© JUNGE FREIHEIT Verlag GmbH & Co.  www.jungefreiheit.de    39/00 22. September 2000

 
CD: Pop
Unentschieden
Holger Stürenburg

Die britische Popband Ultravox zählte zwischen 1980 und 1986 zu den wichtigsten Einflüssen der New Romantic/Electropop-Bewegung, die damals Hitlisten und Konzertsäle heimsuchte. Klirrend kühle, oft morbid wirkende Synthi-Epen der Sorte "Vienna", harte Elektrorocker wie "Dancing with Tears in my Eyes", klaustrophobe Depressionen ("The Voice"), hoffnungsvolle Wavehymnen ("One small Day") oder folkige Rocksongs à la "Love‘s a Great Adventure" bevölkerten Zeit und Geist der kühlen achtziger Jahre. Kreativer Kopf von Ultravox war Midge Ure, der Sänger, Gitarrist und Hauptsongschreiber der vierköpfigen Band. Er zeichnete für die meisten Ultravox-Evergreens kompositorisch verantwortlich und verlieh ihnen mit seiner charismatischen, immer etwas nervös und angespannt klingenden Stimme einen speziellen Charme.

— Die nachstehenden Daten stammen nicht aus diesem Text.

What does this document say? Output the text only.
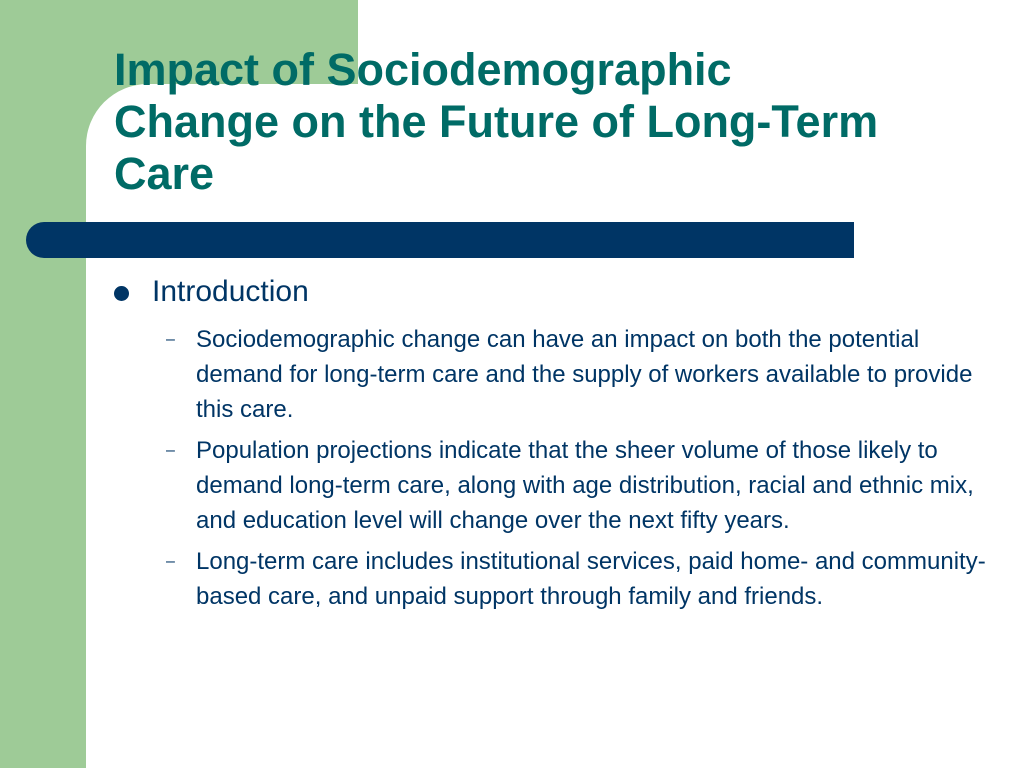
Impact of Sociodemographic
Change on the Future of Long-Term
Care
Introduction
– Sociodemographic change can have an impact on both the potential demand for long-term care and the supply of workers available to provide this care.
– Population projections indicate that the sheer volume of those likely to demand long-term care, along with age distribution, racial and ethnic mix, and education level will change over the next fifty years.
– Long-term care includes institutional services, paid home- and community-based care, and unpaid support through family and friends.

Bereits 1986 gingen Ultravox getrennte Wege. Während die Restband mit immer neuen Vokalisten – die niemals an Ures Aussagekraft und Artikulationsfähigkeit herankamen – kaum noch Hitparadenluft schnuppern konnte und seit einigen Jahren ohne festen Plattenvertrag auf Oldiefestivals dahinvegetiert, begann Ure bereits 1985 eine Solokarriere, die seinen Erfolgen mit Ultravox in kaum etwas nachstand. Nach weiterhin wavelastigen solistischen Anfängen mit "If I was" oder "That certain Smile" (1985) gerieten Ures spätere Soloalben wie "Answers to Nothing" (1989) oder "Pure" (1991) zunehmend zu akustisch gehaltenen Folkerlebnissen, die nur noch wenig daran erinnerten, daß einst eine unvergleichliche Mischung aus Synthesizern und Elektrogitarren seine eigentliche Profession war. "Breath" – vom Schweizer Uhrenhersteller Swatch als Werbemelodie eingesetzt – war vor zwei Jahren ein letzter europaweiter Tophit, bevor sich Midge Ure vor allem auf Livekonzerte, Videofilme und musikjournalistische Arbeiten konzentrierte.

Nun ist in diesen Tagen Ures neues (insgesamt fünftes) Soloalbum "Move me" bei BMG-Ariola erschienen. Wiederum neue Klänge erwarten den geneigten Hörer: Zwar ist die Grundstimmung weiterhin düster und getragen, sind auch weiterhin Folkuntertöne in seinen aktuellen Kompositionen vorhanden, dennoch scheint Ure für seine neuen, durchgehend filigranen und feingliedrigen Songs den Dancefloor entdeckt zu haben. Der Schlagzeugcomputer wummert unter warmen, weichen Oden à la "Words" oder "You move me"; wehende Keyboards sind kaum noch vorhanden, statt dessen Synthobässe und mannigfaltige Rhythmusmaschinen. Trotzdem ist die Basis der CD durchaus getragen und balladesk. Ures Stimme hat sich auch beruhigt; älter, gediegener, reifer klingen seine aktuellen Intonationen. An Ultravox erinnert eigentlich keiner der neuen Songs. Und genau dies dürfte die Alt-Fans ein bißchen enttäuschen, die innig hofften, Ure fielen nochmals so genialische Knaller wie "Vienna" oder "Dancing with..." ein. Einzig "Alone" und "Monster" lassen seine gewohnte Aggressivität anklingen, wenn auch selbst bei diesen härteren Stücken Achtziger-Reminiszenzen nicht aufkommen mögen.

Genau das scheint auch das Gesamtproblem des Albums zu sein: Es wird trotz mehrmaligen Hörens einfach nicht klar, wen Midge Ure mit "Move me" bewegen will. Für tanzbegeisterte Teenager kommen die Songs zu intellektuell, zu kopflastig rüber, für erwachsene Rockfreunde klingt Ure viel zu altmodisch und zu wenig zeitnah – und seinen 1986er Altfans zwischen "Vienna" und "Same old Story" sind die neuen Songs viel zu sehr drittes Millenium, viel zu modern und viel zu wenig wehmütig-romantisch. Ein Singlehit, wie noch 1998 "Breath", ist dies-mal auch nicht vorhanden, so daß zu befürchten ist, "Move me" könne zwischen all den Tausenden CD-Veröffentlichungen des Popherbstes 2000 konsequent untergehen.